Nachher brauchst du einfach nur noch die Implementation auszutauschen und eine Zeile in der Factory zu ändern und schon hast du die Komplette Persistenz-Schicht ausgetauscht.
Ich hoffe das ganze hilft dir erstmal.

MFG

zEriX


----------



## Thomas Darimont (20. August 2007)

Hallo,

für simple CRUD (Create, Read, Update, Delete) Operationen bietet es sich an ein generisches DAO zu erzeugen und das für diese einfachen Datenzugriffe immer wieder zu verwenden:

Siehe:
http://www.tutorials.de/forum/j2ee/283835-strukturierung-webanwendung.html

Nur für spezielle Anlege / Such / Filter Operation würde ich von diesem generischen DAO Ableiten und eine spezielle Implementierung definieren.
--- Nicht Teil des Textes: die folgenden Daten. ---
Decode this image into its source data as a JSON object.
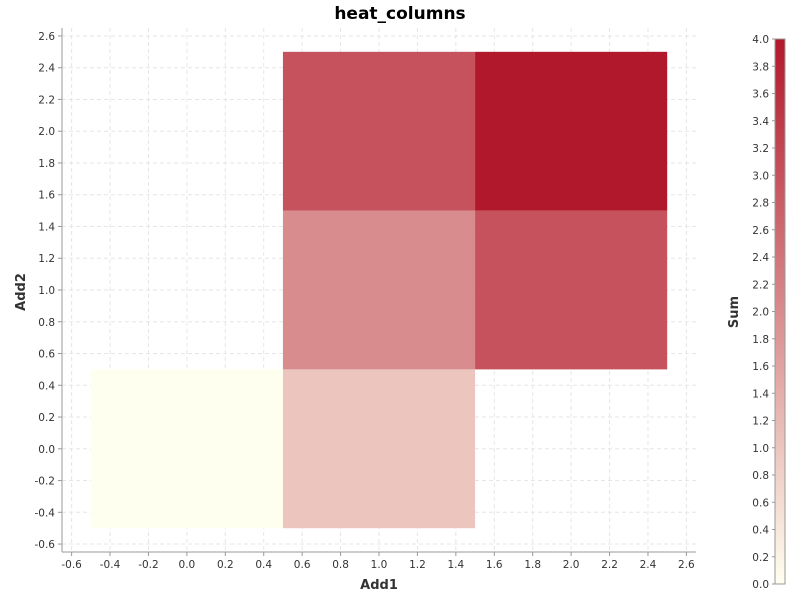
{
  "chart_data": {
    "type": "heatmap",
    "title": "heat_columns",
    "xlabel": "Add1",
    "ylabel": "Add2",
    "colorbar_label": "Sum",
    "xlim": [
      -0.65,
      2.65
    ],
    "ylim": [
      -0.65,
      2.65
    ],
    "x_ticks": [
      "-0.6",
      "-0.4",
      "-0.2",
      "0.0",
      "0.2",
      "0.4",
      "0.6",
      "0.8",
      "1.0",
      "1.2",
      "1.4",
      "1.6",
      "1.8",
      "2.0",
      "2.2",
      "2.4",
      "2.6"
    ],
    "y_ticks": [
      "-0.6",
      "-0.4",
      "-0.2",
      "0.0",
      "0.2",
      "0.4",
      "0.6",
      "0.8",
      "1.0",
      "1.2",
      "1.4",
      "1.6",
      "1.8",
      "2.0",
      "2.2",
      "2.4",
      "2.6"
    ],
    "cells": [
      {
        "x": 0,
        "y": 0,
        "value": 0.0
      },
      {
        "x": 1,
        "y": 0,
        "value": 1.0
      },
      {
        "x": 1,
        "y": 1,
        "value": 2.0
      },
      {
        "x": 2,
        "y": 1,
        "value": 3.0
      },
      {
        "x": 1,
        "y": 2,
        "value": 3.0
      },
      {
        "x": 2,
        "y": 2,
        "value": 4.0
      }
    ],
    "color_range": [
      0.0,
      4.0
    ],
    "colorbar_ticks": [
      "0.0",
      "0.2",
      "0.4",
      "0.6",
      "0.8",
      "1.0",
      "1.2",
      "1.4",
      "1.6",
      "1.8",
      "2.0",
      "2.2",
      "2.4",
      "2.6",
      "2.8",
      "3.0",
      "3.2",
      "3.4",
      "3.6",
      "3.8",
      "4.0"
    ],
    "colormap": {
      "low": "#fffff0",
      "high": "#b2182b"
    },
    "grid": true
  }
}
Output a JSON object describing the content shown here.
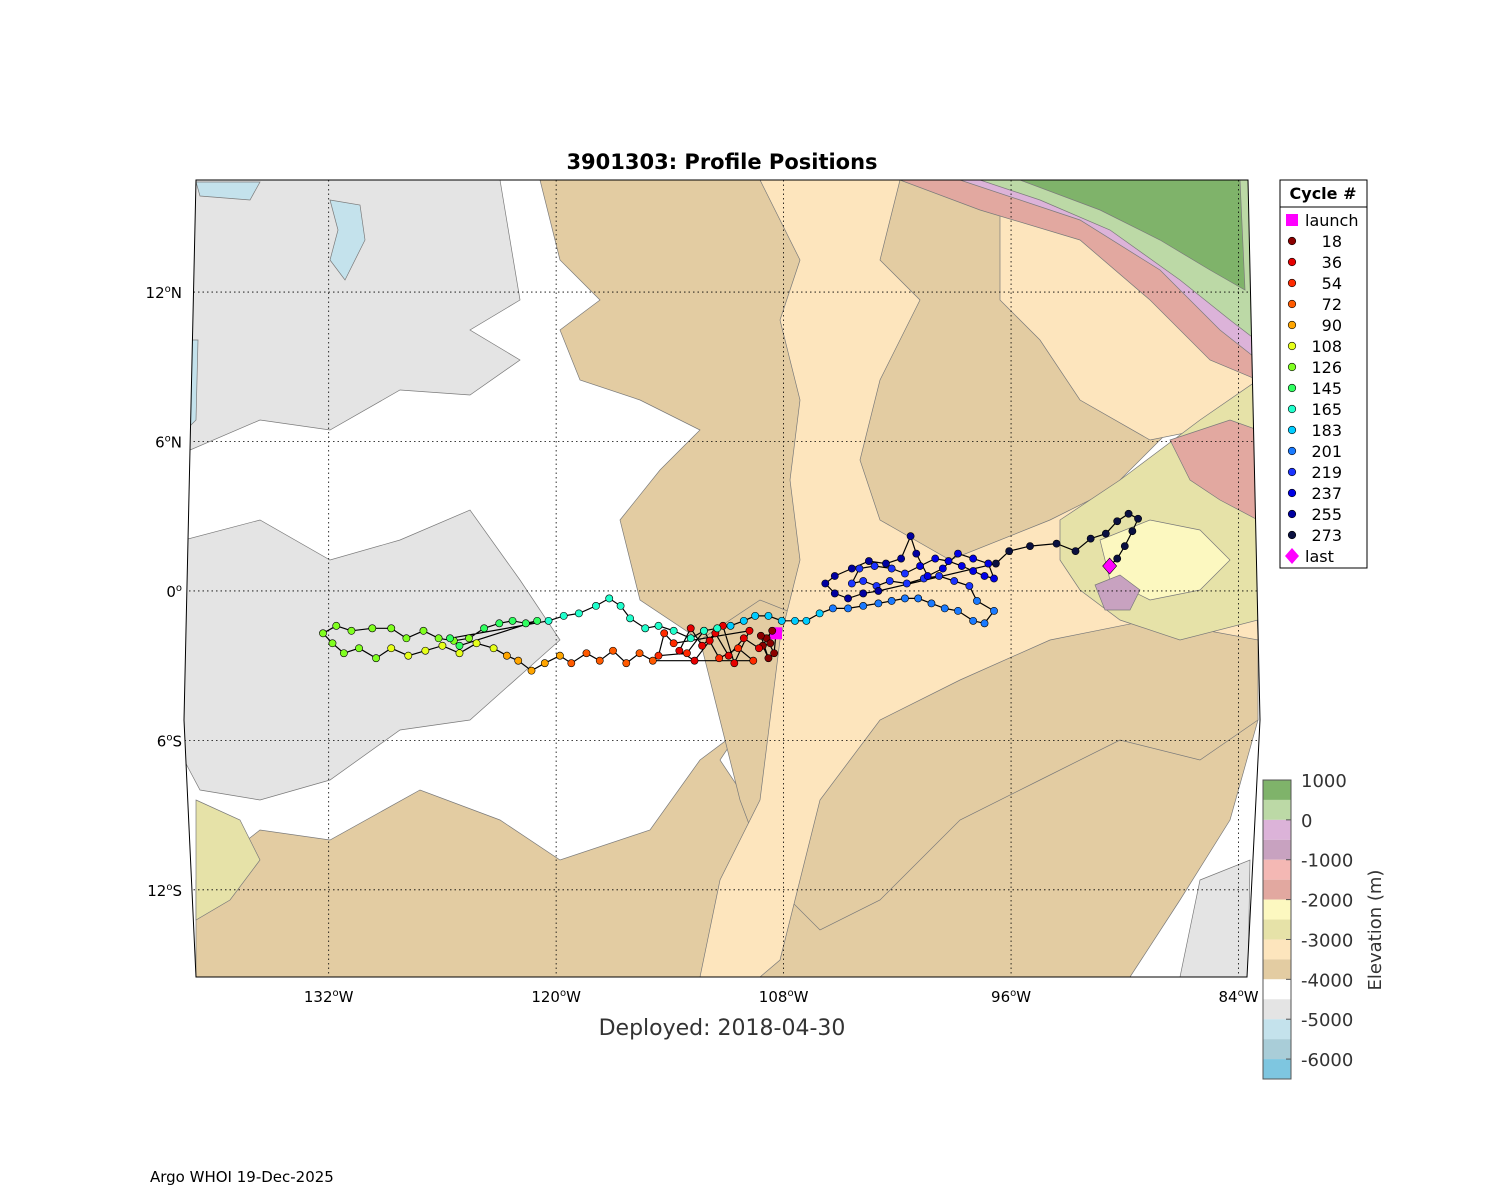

Weiterhin ist dieser gezeigte Factory Ansatz in seiner flexibilität doch beschränkt. Jedes mal wenn ich eine neue DAO Implementierung erzeugt habe muss ich auch die Factory anpassen. Besser wäre es hier eine flexible ObjectFactory zu haben die man extern Konfigurieren kann. Eine Möglichkeit wäre beispielsweise die Konfiguration der Services (das ausstatten der Services mit entsprechenden DAO's) über das Spring Framework / Guice oder einen sonstiges Dependency Injection  Framework durchzuführen. Damit spart man sich das lässtige schreiben eigener ObjectFactories...

Gruß Tom


----------



## zerix (20. August 2007)

@Tom

Bei meinem Beispiel kann man sicherlich noch einiges besser machen, es war halt nur ein Beispiel. 
Der generische Ansatz ist natürlich der wesentlich bessere.

MFG

zEriX


----------



## _Truck_ (21. August 2007)

Ok danke Euch beiden,
ich werde es bald mal ausprobieren, werde bei Problemen sicherlich auf diesen zurückgreifen !


Gruß Truck


----------



## _Truck_ (24. August 2007)

Kann in einem DAO auch einfach nur einen SAXBuilder stehen ?
Und was muss zwingend in ein DAO ?

Danke,

Gruß Truck


----------



## zerix (24. August 2007)

Was in der entgültigen Implementation des DAOs steht ist deine Sache. Du kannst das ganze auch nur in eine Textdatei abspeichern, wenn du das möchtest. 



> für simple CRUD (Create, Read, Update, Delete) Operationen bietet es sich an ein generisches DAO zu erzeugen und das für diese einfachen Datenzugriffe immer wieder zu verwenden:



Also ich würde sagen, dass sowas schon enthalten sein müsste. Wenn das alles drin ist, kannst du darauf aufbauen und eventuell alles noch spezialisieren.

MFG

zErix


----------